Oppps wrong on gas prices...



Don't you teabaggers ever get tiered of being wrong?


I can't really imagine you believe this nonsense. Only people who have worked in the private sector are worthy cabinet members? The private sector and specifically mortgage divisions in our largest banks created the largest financial mess ever created. Currently, high gas prices are a direct result of the commodities speculation market that are artificially driving prices for a huge profit to who? That's right greedy private sector investors. Its pretty clear you need to relearn how to "analyze" your numbers and not just build a flimsy case to try to point out your perceived ineptness of our current administration. Pretty weak.

I. Trollu

Sorry Bob, your silly biases are now exposed for all to see. And using the Heritage Foundation as a source is humorous at best...they definitely aren't conservatively biased. No way, no how.

I especially enjoyed your last line, mocking our president for being a part of academia and doing non-profit work...what nerve of him! And wasn't one of the complaints about Obama his lack of government experience; now it's a flaw?

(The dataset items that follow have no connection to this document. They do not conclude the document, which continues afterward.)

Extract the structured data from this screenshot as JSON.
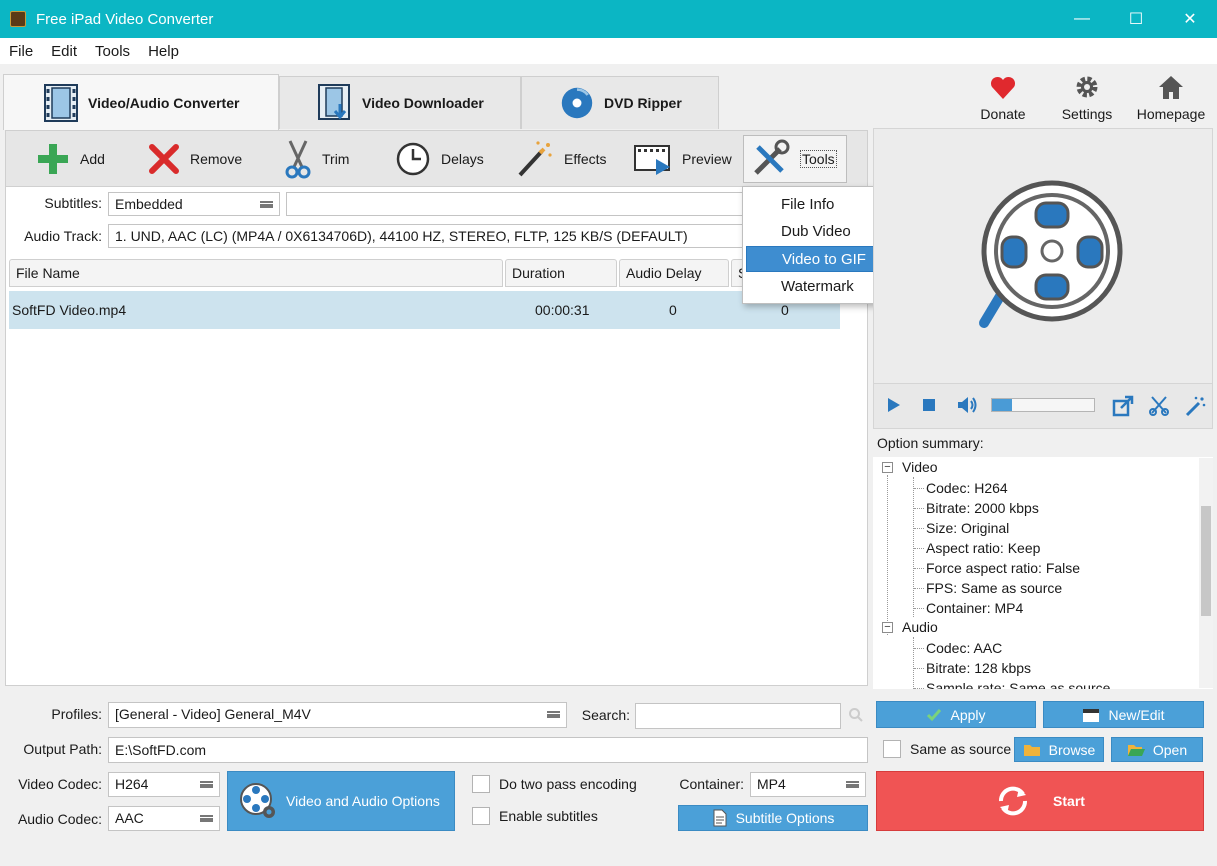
{
  "window": {
    "title": "Free iPad Video Converter",
    "minimize": "—",
    "maximize": "☐",
    "close": "✕"
  },
  "menu": [
    "File",
    "Edit",
    "Tools",
    "Help"
  ],
  "tabs": [
    {
      "label": "Video/Audio Converter",
      "icon": "film-icon",
      "active": true
    },
    {
      "label": "Video Downloader",
      "icon": "film-download-icon",
      "active": false
    },
    {
      "label": "DVD Ripper",
      "icon": "disc-icon",
      "active": false
    }
  ],
  "top_actions": [
    {
      "label": "Donate",
      "icon": "heart-icon",
      "color": "#e0292e"
    },
    {
      "label": "Settings",
      "icon": "gear-icon",
      "color": "#555555"
    },
    {
      "label": "Homepage",
      "icon": "home-icon",
      "color": "#555555"
    }
  ],
  "toolbar": {
    "add": "Add",
    "remove": "Remove",
    "trim": "Trim",
    "delays": "Delays",
    "effects": "Effects",
    "preview": "Preview",
    "tools": "Tools"
  },
  "subtitles": {
    "label": "Subtitles:",
    "value": "Embedded"
  },
  "audio_track": {
    "label": "Audio Track:",
    "value": "1. UND, AAC (LC) (MP4A / 0X6134706D), 44100 HZ, STEREO, FLTP, 125 KB/S (DEFAULT)"
  },
  "table": {
    "headers": [
      "File Name",
      "Duration",
      "Audio Delay",
      "S"
    ],
    "rows": [
      {
        "file_name": "SoftFD Video.mp4",
        "duration": "00:00:31",
        "audio_delay": "0",
        "sub_delay": "0"
      }
    ]
  },
  "tools_menu": {
    "items": [
      "File Info",
      "Dub Video",
      "Video to GIF",
      "Watermark"
    ],
    "highlighted": "Video to GIF"
  },
  "player": {
    "progress": 0.2
  },
  "option_summary": {
    "label": "Option summary:",
    "video_title": "Video",
    "video": [
      "Codec: H264",
      "Bitrate: 2000 kbps",
      "Size:  Original",
      "Aspect ratio: Keep",
      "Force aspect ratio: False",
      "FPS: Same as source",
      "Container: MP4"
    ],
    "audio_title": "Audio",
    "audio": [
      "Codec: AAC",
      "Bitrate: 128 kbps",
      "Sample rate: Same as source"
    ]
  },
  "bottom": {
    "profiles_label": "Profiles:",
    "profiles_value": "[General - Video] General_M4V",
    "search_label": "Search:",
    "search_value": "",
    "apply": "Apply",
    "new_edit": "New/Edit",
    "output_label": "Output Path:",
    "output_value": "E:\\SoftFD.com",
    "same_as_source": "Same as source",
    "browse": "Browse",
    "open": "Open",
    "video_codec_label": "Video Codec:",
    "video_codec_value": "H264",
    "audio_codec_label": "Audio Codec:",
    "audio_codec_value": "AAC",
    "video_audio_options": "Video and Audio Options",
    "two_pass": "Do two pass encoding",
    "enable_subtitles": "Enable subtitles",
    "container_label": "Container:",
    "container_value": "MP4",
    "subtitle_options": "Subtitle Options",
    "start": "Start"
  },
  "colors": {
    "titlebar": "#0bb6c4",
    "accent_blue": "#4ba0d8",
    "start_red": "#f05454",
    "selection": "#cde3ee",
    "menu_highlight": "#3e8dd0"
  }
}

Back to the drawing board homie


Ok lets use your same rationale Bob. If Obama cant talk about business because he has never run one; you cant talk about politics, because you have never been President. Dumb agrument eh?

Michael Johnson

Unfortunately, the tired conceit that our nation, our society, is analogous to "business" HAS gained an enormous amount of traction over the past several years. It is also tragically misguided. The complex entity that we call "America" is not a "business"; it is not a "family"; it is a society, and it cannot be simplified with poor analogies just because we wish we could simplify it that way. In a way, your own argument betrays the truth of this: a society has far more in common with the concept of a "community" than it does with a business model, and therefore experience as a community organizer is more relevant than business experience when it comes to attempting to govern the many complexities that define our nation AS a nation. Unfortunately, it is the influence of the business world in politics that has made this false analogy seem real - when your politicians are bought and sold like commodities, it is inevitable that people begin to view government as another form of Wall Street. It doesn't have to be this way, but many Americans have been duped into thinking that it is either inevitable or, worse, desirable. It is neither; remove the influence of cash from the governmental equation, and the country might actually see that you can have a strong government that coexists with successful capitalist free enterprise - the two are NOT mutually exclusive, whatever fear-mongers have been trying to tell you. It is a self-fulfilling prophecy: if you are convinced the business world can cure all of society's ills, then inevitably government should be run like a business and only businessmen and women should sit in the halls of governance. Frankly, I think our Founding Fathers would have been horrified by such an idea...as they would be by so many things modern Americans seem to equate with the "American Dream."

"What is best for you and me" certainly cannot only be interpreted as pure economics - which is part of my point. To think that a business model can satisfy all the many varied and diverse needs of the citizens who make up our nation is simply ridiculous - and to argue that our political leadership should consist solely of those with experience in business is equally short-sighted. This country needs a President, not a CEO, because it is a COUNTRY, not a business - and carrying the analogy through proves it: you cannot "fire" a citizen of the United States. And if you WISH we could, maybe you need to reread our Constitution. Or perhaps read it for the first time.